The composition of the two works are strikingly similar. Both depicted a Waringin tree (otherwise known as Banyan tree) in the centre with Borobudur on the upper left corner, the mountain on upper right corner and the rest of the space was well endowed with symbolic figures like the Garuda, the sun, the flora and fauna, last but not least the daily activities of the Indonesian people. Interestingly, many of the subjects were painted by Kerton in his other works, like workings of the farmer and villagers gathering in circle for a Barong performace. In a way, Tanah Airku is made up of the artist numerous smaller works and presented at their bests and more importantly interacting with one another.

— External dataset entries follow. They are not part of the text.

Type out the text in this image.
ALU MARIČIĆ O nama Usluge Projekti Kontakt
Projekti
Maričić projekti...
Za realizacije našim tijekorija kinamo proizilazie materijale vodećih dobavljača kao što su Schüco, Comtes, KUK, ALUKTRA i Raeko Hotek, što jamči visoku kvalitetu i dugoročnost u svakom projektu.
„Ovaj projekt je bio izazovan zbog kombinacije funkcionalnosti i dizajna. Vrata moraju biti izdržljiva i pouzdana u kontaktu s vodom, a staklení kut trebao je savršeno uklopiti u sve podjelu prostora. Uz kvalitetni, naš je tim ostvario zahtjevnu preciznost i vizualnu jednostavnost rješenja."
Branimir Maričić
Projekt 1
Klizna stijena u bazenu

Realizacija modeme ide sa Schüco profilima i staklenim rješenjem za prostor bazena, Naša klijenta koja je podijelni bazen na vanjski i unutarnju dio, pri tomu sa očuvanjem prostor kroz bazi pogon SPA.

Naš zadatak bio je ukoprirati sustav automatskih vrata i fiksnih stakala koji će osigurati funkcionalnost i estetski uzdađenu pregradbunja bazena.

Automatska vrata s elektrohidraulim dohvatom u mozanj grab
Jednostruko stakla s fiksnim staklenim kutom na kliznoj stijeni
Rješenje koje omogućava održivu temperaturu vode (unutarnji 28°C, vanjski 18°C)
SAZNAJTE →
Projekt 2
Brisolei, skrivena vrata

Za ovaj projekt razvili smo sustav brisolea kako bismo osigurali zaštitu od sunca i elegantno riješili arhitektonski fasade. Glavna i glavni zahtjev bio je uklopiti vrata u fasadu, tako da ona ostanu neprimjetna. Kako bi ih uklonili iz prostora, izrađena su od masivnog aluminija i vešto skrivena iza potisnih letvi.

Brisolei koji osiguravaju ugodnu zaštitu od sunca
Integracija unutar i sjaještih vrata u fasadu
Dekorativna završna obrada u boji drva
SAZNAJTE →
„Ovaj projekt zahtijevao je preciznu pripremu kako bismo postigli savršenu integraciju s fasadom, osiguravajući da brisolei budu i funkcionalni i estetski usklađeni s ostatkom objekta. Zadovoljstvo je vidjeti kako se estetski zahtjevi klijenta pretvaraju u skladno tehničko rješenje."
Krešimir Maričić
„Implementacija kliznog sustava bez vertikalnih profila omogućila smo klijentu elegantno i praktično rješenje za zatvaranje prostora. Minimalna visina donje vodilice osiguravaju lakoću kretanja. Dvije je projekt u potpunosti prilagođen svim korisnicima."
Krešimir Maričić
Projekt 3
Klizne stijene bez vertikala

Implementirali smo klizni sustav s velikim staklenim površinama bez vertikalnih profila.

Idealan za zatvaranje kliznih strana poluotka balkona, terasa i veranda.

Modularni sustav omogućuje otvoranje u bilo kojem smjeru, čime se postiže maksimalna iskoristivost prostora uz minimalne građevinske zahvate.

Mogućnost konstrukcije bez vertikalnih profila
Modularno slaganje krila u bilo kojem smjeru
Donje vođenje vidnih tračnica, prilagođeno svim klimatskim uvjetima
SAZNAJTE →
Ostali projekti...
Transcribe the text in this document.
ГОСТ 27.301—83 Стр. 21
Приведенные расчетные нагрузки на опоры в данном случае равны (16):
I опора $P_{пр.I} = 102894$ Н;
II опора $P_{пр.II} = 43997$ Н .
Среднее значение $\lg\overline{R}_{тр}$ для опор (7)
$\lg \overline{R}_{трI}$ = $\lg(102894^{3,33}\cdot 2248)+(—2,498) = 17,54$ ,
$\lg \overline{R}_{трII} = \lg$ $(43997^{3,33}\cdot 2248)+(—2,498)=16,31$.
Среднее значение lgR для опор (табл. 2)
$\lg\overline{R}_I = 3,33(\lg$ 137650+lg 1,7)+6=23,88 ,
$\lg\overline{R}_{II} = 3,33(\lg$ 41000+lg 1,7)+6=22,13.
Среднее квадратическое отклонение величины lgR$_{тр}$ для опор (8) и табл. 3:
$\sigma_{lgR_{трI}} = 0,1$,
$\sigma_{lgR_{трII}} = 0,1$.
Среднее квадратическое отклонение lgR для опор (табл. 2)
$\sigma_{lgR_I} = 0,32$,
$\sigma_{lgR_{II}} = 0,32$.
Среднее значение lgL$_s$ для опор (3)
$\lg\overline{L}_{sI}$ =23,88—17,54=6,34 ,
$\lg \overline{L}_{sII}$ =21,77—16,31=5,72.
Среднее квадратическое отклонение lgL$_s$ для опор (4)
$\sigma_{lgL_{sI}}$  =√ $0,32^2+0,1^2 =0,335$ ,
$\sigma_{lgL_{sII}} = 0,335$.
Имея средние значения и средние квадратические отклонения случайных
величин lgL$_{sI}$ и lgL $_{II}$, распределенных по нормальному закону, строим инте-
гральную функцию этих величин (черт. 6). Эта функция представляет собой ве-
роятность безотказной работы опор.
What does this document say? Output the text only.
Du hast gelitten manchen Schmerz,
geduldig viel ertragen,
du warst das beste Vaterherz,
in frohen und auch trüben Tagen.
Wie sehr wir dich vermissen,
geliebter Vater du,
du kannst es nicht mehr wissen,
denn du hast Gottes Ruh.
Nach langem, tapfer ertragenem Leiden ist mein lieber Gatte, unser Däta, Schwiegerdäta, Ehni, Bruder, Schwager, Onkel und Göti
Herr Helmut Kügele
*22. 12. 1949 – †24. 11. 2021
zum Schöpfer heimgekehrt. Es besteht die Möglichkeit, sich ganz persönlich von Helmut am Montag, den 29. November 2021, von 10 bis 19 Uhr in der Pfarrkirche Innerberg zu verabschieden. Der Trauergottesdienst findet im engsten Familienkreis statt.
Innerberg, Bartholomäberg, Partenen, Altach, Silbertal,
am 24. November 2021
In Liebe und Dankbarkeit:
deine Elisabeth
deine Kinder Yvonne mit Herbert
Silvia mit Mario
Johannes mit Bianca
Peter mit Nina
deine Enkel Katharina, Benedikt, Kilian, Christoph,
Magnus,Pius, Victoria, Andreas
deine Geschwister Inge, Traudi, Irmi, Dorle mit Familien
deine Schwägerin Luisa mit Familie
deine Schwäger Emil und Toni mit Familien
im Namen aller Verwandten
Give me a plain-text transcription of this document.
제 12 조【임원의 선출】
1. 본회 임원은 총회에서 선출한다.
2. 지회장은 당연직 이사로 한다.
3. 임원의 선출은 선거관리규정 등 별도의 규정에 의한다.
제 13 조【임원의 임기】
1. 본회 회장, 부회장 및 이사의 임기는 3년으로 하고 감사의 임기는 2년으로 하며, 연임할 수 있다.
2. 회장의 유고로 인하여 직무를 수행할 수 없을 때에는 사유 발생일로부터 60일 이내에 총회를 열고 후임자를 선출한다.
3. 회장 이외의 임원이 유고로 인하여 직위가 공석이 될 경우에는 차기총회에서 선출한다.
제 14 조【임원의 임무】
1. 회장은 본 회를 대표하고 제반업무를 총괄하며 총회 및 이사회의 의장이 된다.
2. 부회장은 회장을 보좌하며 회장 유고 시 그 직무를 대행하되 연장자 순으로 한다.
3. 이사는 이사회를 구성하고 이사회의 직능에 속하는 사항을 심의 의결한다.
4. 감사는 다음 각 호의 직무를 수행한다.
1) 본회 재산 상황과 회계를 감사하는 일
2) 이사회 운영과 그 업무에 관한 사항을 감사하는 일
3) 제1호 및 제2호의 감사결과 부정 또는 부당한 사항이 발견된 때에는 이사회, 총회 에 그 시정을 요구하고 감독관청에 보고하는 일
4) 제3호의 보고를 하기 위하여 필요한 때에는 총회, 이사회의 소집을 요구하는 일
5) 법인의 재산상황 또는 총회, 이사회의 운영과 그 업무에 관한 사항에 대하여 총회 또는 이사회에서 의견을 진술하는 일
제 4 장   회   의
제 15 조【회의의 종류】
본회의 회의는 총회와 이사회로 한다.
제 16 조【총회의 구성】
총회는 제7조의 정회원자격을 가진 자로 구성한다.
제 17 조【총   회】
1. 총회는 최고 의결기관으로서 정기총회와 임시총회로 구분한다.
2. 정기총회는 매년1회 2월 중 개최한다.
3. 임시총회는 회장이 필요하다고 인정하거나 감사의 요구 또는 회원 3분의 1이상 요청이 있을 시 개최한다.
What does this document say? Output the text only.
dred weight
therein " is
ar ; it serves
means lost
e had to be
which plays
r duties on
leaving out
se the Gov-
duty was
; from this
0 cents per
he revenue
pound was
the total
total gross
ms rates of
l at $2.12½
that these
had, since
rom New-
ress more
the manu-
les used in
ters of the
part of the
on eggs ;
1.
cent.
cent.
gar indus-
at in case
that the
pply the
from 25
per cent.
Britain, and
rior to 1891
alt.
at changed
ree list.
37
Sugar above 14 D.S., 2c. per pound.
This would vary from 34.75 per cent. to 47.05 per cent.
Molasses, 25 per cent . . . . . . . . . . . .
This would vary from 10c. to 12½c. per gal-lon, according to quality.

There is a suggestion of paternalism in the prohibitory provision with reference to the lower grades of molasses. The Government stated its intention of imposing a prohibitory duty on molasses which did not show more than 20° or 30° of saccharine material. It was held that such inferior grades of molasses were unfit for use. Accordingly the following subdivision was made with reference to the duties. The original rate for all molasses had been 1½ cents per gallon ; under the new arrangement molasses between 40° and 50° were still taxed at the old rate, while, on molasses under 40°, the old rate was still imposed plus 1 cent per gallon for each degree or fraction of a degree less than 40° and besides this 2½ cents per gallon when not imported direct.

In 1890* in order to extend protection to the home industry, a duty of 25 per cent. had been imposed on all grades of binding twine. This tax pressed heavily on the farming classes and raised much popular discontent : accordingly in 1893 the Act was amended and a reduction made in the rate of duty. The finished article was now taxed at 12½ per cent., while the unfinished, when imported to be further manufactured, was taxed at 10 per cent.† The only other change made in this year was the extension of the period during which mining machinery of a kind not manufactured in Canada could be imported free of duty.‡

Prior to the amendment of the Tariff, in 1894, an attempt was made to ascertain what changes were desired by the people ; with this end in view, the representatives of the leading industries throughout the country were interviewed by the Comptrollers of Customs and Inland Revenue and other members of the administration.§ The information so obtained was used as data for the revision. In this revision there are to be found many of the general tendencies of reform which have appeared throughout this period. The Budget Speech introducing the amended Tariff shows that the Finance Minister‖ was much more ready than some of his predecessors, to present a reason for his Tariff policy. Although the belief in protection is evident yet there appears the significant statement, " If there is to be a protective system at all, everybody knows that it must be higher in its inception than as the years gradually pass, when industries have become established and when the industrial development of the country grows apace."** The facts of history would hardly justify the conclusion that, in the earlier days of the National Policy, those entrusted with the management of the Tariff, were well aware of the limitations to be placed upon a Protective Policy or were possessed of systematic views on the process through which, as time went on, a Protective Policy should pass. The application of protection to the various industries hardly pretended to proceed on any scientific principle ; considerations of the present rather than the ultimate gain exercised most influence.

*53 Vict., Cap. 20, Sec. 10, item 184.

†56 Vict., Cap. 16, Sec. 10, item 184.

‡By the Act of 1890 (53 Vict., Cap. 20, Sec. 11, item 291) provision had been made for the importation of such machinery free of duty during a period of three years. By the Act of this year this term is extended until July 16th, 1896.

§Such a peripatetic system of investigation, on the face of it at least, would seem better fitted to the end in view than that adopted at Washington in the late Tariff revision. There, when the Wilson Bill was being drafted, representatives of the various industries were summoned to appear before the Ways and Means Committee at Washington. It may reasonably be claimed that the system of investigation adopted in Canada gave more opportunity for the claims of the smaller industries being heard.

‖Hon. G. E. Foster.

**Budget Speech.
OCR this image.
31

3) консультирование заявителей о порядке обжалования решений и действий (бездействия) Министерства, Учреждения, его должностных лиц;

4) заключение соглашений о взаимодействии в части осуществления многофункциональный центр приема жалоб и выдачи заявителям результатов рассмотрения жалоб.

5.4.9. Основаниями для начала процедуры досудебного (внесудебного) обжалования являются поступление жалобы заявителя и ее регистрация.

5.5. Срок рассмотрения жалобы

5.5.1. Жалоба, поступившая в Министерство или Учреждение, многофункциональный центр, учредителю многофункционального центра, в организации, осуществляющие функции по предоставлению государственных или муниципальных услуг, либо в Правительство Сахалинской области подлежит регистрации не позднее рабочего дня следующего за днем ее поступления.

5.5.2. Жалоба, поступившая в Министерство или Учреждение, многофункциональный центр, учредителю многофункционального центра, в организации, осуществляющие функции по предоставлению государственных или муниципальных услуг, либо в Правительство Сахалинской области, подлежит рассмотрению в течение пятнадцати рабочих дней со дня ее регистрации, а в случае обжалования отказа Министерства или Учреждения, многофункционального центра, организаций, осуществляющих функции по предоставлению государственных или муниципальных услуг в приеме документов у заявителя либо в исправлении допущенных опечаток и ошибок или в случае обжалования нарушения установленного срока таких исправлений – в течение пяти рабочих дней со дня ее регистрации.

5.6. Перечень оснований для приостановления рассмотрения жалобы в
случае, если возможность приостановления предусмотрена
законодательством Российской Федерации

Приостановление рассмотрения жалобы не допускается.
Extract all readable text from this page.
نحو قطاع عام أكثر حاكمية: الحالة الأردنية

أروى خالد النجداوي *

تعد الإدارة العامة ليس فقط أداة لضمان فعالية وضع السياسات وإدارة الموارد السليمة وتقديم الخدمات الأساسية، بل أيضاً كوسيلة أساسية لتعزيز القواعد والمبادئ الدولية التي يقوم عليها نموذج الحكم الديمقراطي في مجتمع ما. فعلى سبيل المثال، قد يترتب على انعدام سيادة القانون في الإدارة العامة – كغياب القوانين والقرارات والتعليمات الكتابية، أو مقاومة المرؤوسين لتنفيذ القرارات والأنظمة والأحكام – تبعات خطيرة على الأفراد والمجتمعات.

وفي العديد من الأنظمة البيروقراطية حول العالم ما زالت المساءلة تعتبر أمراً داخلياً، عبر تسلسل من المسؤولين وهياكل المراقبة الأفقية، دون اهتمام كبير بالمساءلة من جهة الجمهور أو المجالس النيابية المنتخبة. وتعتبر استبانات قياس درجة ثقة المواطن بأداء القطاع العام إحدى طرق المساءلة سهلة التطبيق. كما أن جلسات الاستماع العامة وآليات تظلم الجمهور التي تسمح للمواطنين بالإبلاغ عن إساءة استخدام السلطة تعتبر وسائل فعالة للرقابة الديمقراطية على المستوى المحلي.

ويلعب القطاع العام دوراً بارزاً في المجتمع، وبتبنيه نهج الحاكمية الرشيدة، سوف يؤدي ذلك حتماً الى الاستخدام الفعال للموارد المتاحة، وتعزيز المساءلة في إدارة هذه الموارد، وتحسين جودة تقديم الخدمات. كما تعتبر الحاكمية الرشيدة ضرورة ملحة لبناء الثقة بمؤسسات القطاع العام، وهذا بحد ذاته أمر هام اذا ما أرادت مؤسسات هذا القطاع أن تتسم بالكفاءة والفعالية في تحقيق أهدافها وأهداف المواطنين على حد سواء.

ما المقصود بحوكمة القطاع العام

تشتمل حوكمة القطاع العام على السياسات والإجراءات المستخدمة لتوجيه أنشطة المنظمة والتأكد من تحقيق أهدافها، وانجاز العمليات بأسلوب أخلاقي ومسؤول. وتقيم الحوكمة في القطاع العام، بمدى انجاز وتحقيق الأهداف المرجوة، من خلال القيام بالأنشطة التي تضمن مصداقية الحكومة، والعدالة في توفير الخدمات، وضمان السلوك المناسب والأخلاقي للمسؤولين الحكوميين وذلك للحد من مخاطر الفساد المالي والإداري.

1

The symbolic significance of Tanah Airku is the main essence of the work. As explained by the book "The design opposite describes the cover painting, a mural which Kerton was commissioned to paint for the Indonesian Embassy in the Hague, Netherlands. It is an expression of his feelings about the daily life and culture of is people as he remembered from his childhood. As is shown in the rough sketch, the design symbolically represents the beliefs and foundation of the country. As examples, the Banyan tree symbolizes National Consciousness and the Buffalo, Sovereignty of the People" (Tanah Airku-My Country Indonesia-Paintings by Sudjana Kerton, Sanggar Luhur Publication, 1990, p. 52).
The structure of the present work is almost impeccable, the manner is what one would term 'Vacuum phobia' which is a fear of empty space and every possible space of the work is filled up with colours, activity or a figure. To achieve a harmonious composition with a scene as busy as Tanah Airku requires meticulous arrangement. Not only was the artist able to achieve that, he was also able to create a sense of lyrical narration and the images transcend their immediate representations and interact with one another to tell a tale of cultural vibrancy and vivid living.
The tale begins with the rising sun in the east with its golden ray enveloping the spiritual Borobudur, as the legendary Garuda (symbol of creativity) flies towards Mount Merapi that provides the force of revitalisation and with the Banyan tree providing shade and strong hold to the mother earth, human lives, plants and animals flourish and mingle with each other. Although the work was conceived very much as a patriotic expression but the vivacity of it could be of a wider context understood by individuals of different cultures - as it is simply, an ode to life, joy and love.